Some of the country’s most innovative ideas for inner-city redevelopment are soon to come before the San Diego City Council, and they have come from a most unlikely sourcethe community residents themselves.
The Euclid Avenue/Market Street corridor in the southeastern San Diego area is the focus of a proposed redevelopment plan designed by teams of more than 200 volunteer residents working in coordination with the Euclid-Market Action Team ((EMAT). EMAT is a resident-led planning group that sought broad input and support from community members for more than a year to create a vibrant, yet realistic, proposal to amend the existing city redevelopment plan for the area.
“Our once vibrant community has suffered from disinvestment since the freeways were built and segment it,” said Vernon Brinkley, president of EMAT. “In identifying solutions to this problem, we sought to devise strategies for bringing economic strength back to this area. This plan accomplishes that goal.”
Hours of conversations with residents and input from professional urban planners is reflected in the proposed redevelopment plan for the area bordered by Highway 94, Interstate 805, Division Street and 61st St. Lincoln Park, Valencia Park, Chollas View and Emerald Hills residents and business owners will have opportunities to review the plan over the next three months. It will then be submitted to City Council for approval.
“Most of the time, residents have no input on the kinds of housing, businesses and services that come into their neighborhoods and affect their daily lives,” Brinkley said. “In fact, inner-city residents are often displaced when well-intentioned redevelopment efforts ultimately price them out of the market. Ownership of ideas gives residents a voice in shaping and improving their communities, and that is what led to the formation of EMAT. By seeking resident input on what this community should look like, we are able to design a redevelopment plan that brings in necessary goods and services without driving out the residents who need them.”
Highlights of the EMAT plan include the creation of village and neighborhood centers, which combine housing, retail, jobs, and other services in well-planned, visible, and accessible areas.
Village centers, proposed for the Euclid Avenue/Market Street intersection, maximize the use of space by taking advantage of multi-level, mixed-use buildings. Retail and office space occupies the first floor, while housing is located on upper floors. The ready access of trolley and bus stops, bike and pedestrian trails, and well-maintained roads make the village centers an effective use of space in this area.

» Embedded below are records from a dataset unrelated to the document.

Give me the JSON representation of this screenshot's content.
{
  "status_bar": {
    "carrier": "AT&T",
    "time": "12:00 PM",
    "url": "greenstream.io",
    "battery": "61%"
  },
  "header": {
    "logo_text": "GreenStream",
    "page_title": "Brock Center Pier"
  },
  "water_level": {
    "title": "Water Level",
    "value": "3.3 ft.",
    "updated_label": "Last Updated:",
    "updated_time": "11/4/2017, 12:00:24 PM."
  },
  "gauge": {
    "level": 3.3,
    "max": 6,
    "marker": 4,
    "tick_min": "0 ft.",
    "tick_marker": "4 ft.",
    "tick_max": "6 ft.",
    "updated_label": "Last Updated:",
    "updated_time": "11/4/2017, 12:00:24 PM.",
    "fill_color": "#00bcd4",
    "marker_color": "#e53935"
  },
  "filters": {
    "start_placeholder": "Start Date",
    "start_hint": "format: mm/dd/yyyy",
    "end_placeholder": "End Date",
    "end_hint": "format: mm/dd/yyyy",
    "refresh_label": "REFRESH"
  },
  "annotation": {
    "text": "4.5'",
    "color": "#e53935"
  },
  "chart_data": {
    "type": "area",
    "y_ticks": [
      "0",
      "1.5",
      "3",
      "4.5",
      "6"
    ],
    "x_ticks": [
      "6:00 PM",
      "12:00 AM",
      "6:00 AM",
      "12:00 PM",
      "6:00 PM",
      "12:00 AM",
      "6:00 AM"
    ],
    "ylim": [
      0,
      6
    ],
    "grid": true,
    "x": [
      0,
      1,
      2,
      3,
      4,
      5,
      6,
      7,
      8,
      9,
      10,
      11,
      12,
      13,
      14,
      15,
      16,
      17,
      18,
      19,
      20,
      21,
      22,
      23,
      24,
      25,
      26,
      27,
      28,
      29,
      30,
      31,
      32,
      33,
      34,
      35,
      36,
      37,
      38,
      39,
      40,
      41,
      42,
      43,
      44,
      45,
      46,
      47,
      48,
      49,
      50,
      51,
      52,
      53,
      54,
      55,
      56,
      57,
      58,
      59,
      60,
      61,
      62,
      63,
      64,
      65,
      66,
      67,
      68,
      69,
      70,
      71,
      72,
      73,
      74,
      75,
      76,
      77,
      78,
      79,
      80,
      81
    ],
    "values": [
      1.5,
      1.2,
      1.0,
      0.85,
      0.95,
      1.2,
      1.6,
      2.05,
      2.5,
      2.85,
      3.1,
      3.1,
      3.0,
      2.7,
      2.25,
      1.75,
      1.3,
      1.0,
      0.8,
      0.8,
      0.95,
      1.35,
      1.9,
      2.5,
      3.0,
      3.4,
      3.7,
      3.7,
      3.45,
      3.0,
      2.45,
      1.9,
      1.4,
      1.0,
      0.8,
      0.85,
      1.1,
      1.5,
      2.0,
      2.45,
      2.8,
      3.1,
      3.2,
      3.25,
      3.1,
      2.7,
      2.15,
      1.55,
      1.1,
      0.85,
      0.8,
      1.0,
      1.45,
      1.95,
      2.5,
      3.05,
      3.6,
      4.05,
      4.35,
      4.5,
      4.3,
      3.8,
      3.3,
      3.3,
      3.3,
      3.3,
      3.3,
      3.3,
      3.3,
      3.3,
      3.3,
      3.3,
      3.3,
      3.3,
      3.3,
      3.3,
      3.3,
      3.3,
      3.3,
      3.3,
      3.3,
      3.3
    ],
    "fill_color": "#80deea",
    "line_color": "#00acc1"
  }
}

Neighborhood centers are similar to village centers, but on a smaller scale. They offer a combination of living, shopping, eating and gathering spaces that meet the daily needs of residents. EMAT’s plan proposes neighborhood centers at the intersections of 47th St. and Market St., Euclid Ave. and Imperial Ave., Euclid Ave. and Logan St., and Euclid Ave. and Division st.
Other properties in the plan are targeted for multi-family housing, manufacturing and business parks, school expansion, preservation of existing open space, the creation of pocket parks, and the addition of gateways and pedestrian linkages.
The plan is the result of a year-long planning process. EMAT introduced the community to the process at a kick-off meeting on August 2, 2001, to outline the process. It was followed by 23 planning circle meetings, in which residents discussed and identified the strengths, weaknesses and opportunities in the community. Participants brought in photos and examples of what they would and wouldn’t like to see in the community.
From those planning circles came a planning framework, which was used in coordination with charettes, or group exercises, which incorporated community input with the assistance of urban planning consultants to create the final plan.
The first group to see the plan will be the 200 volunteers responsible for contributing their time and input to its creation. “We realize the importance of gaining community support before we bring our proposal to City Council,” said Brinkley. “We will host a series of meetings with organizations, individuals and community leaders to discuss our proposal. Our goal is to gather 5,000 signatures in support of the plan by mid-December.”
EMAT’s work to create a redevelopment proposal was supported by the Jacobs Center for NonProfit Innovation, a neighborhood-strengthening and community-building organization that partners with local residents to create stronger, more connected communities through community involvement and participation. The Jacobs Center explores and implements new ways to strengthen under-invested neighborhoods through entrepreneurial projects, hands-on learning relationships, development of action plans and the creative investment of resources.